事態対処の主体となる各国国内法上の位置付けが海上法執行機関であるからといって、また事態に適用のある国内法が整備され、海上法執行機関が国内法の適用・執行によって対処しているからといって、当該権限行使が、国際法上、当然に海上での法執行活動となるわけではない。このことは、日本でも、中国でも、ほかの国でも同じである。
国内法整備を進めていくにあたっては、規範内容の精査に加えて、海上での国内法の適用・執行という権限行使が国際法の観点からどのように評価されるか、また、そもそも、対処・克服すべき事態が国内法令の適用・執行によって実効的に対処・克服しうるような事態であるのか、精査する必要がある。
そして、そのような精査の出発点となるのは、対処・克服しようとしている事態を日本の管轄下で発生している国内法違反の問題と捉えるか、それとも国家間で発生している問題と捉えるかである。海上での法執行活動と国家安全保障のための活動のいずれの活動で対処したらいいのか、判断が容易ではない事態が発生したとしても、いずれかの活動に引き付けて対処するしかない。いわゆるグレーゾーン事態をそれとして対処することはできない。事態認識に対応した適切かつ実効的な対処方法を追求すべきである。
曖昧さに備える
中国海警法の制定により、中国海警がどのような機関でいかなる権限を有するのかが明確となった。中国海警は海上法執行機関としての側面と軍事機関としての側面の両方の側面を有する機関である。そして、中国海警がいずれの側面での活動を行っているのかは外観からは判別できない。中国海警は現場海域で対峙する側の判断を迷わせ、事態対処に遅れを生じさせ、曖昧さをもって優位に立とうとする。

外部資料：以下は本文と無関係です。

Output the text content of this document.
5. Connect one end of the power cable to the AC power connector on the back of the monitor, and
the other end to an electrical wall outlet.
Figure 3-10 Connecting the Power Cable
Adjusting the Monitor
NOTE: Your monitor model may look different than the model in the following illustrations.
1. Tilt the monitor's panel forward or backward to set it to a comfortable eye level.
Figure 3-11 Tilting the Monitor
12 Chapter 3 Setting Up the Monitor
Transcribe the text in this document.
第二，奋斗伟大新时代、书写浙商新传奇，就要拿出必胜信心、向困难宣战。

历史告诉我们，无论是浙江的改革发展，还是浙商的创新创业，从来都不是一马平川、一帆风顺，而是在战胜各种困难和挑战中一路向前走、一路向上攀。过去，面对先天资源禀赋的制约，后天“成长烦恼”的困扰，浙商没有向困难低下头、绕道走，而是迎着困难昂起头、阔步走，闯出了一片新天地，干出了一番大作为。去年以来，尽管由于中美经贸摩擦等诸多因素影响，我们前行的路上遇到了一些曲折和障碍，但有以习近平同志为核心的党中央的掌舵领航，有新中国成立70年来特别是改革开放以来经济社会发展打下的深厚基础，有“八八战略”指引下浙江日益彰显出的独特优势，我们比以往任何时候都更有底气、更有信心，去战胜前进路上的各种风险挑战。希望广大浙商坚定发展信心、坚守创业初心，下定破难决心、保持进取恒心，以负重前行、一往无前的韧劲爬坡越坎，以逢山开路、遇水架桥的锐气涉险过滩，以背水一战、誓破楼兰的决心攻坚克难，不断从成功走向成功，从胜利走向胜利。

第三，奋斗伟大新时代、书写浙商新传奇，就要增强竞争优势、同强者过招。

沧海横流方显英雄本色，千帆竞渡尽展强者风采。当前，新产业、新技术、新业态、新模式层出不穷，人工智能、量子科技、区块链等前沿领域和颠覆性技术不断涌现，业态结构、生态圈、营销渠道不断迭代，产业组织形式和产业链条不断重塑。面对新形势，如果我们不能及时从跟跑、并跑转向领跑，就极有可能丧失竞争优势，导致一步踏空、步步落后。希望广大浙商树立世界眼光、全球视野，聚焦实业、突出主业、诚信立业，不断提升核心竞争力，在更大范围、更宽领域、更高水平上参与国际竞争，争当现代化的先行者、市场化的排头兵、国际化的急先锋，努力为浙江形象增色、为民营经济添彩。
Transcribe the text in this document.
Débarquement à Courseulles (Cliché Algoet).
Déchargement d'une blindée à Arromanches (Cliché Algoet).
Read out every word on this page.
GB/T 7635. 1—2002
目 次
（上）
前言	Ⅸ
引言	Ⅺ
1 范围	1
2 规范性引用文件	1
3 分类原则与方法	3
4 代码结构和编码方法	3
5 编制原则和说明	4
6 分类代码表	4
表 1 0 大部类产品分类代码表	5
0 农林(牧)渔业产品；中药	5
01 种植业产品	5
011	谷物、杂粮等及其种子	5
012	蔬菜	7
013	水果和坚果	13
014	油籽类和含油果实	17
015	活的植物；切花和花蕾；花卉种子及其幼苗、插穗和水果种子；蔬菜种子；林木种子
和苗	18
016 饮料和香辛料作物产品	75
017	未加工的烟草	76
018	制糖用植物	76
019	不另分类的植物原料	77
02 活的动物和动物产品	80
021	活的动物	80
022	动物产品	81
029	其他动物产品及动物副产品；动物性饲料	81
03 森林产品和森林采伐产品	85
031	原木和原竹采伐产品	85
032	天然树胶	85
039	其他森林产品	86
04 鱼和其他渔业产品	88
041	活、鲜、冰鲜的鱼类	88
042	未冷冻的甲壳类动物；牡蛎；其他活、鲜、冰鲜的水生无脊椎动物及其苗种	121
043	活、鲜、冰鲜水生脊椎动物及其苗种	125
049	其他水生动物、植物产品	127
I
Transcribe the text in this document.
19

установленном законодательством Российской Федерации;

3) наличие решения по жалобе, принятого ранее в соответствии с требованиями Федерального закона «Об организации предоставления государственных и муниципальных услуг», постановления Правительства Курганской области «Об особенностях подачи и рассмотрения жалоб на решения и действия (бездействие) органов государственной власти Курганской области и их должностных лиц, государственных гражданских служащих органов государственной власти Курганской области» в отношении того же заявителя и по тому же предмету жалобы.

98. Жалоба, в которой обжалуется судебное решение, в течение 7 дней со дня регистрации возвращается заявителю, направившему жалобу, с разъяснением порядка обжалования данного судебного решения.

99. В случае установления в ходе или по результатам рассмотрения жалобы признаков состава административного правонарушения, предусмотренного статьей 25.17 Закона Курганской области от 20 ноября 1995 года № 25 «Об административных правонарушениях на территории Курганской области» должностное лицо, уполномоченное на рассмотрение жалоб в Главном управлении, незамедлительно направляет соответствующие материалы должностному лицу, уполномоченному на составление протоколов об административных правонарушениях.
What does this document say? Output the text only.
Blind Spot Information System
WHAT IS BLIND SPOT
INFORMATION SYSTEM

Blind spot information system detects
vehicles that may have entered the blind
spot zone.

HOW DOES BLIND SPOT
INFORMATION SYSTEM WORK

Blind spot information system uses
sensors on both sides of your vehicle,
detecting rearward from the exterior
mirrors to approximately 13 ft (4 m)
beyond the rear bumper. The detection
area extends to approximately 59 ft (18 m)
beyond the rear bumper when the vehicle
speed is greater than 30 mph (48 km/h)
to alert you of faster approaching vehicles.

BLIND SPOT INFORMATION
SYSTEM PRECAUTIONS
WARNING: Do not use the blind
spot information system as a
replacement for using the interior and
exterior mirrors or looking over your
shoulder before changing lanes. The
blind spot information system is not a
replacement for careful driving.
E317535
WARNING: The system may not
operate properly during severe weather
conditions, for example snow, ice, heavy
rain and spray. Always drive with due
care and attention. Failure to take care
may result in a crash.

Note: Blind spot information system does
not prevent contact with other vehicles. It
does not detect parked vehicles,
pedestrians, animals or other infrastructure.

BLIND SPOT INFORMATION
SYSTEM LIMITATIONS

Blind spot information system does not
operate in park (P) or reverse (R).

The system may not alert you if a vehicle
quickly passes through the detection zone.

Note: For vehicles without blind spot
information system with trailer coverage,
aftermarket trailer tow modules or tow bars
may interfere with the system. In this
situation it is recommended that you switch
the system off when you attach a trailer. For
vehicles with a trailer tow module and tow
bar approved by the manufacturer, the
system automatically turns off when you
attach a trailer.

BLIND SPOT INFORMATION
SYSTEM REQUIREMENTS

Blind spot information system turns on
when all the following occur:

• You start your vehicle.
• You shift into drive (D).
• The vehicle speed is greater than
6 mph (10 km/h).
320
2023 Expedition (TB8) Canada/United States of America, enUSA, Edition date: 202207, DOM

日本は中国が海警法で企図している戦略を読み取り、尖閣諸島で想定しうる事態を微細に洗い出し、それぞれの事態に適切かつ実効的に対処できるように備えを進めていく必要がある。日本政府はこれまで尖閣諸島周辺海域での事案・事態に「冷静かつ毅然と対処する」と繰り返し述べてきた。いまその実質が問われている。日本の対処のあり方を同じく中国海警と対峙する各国が注視している。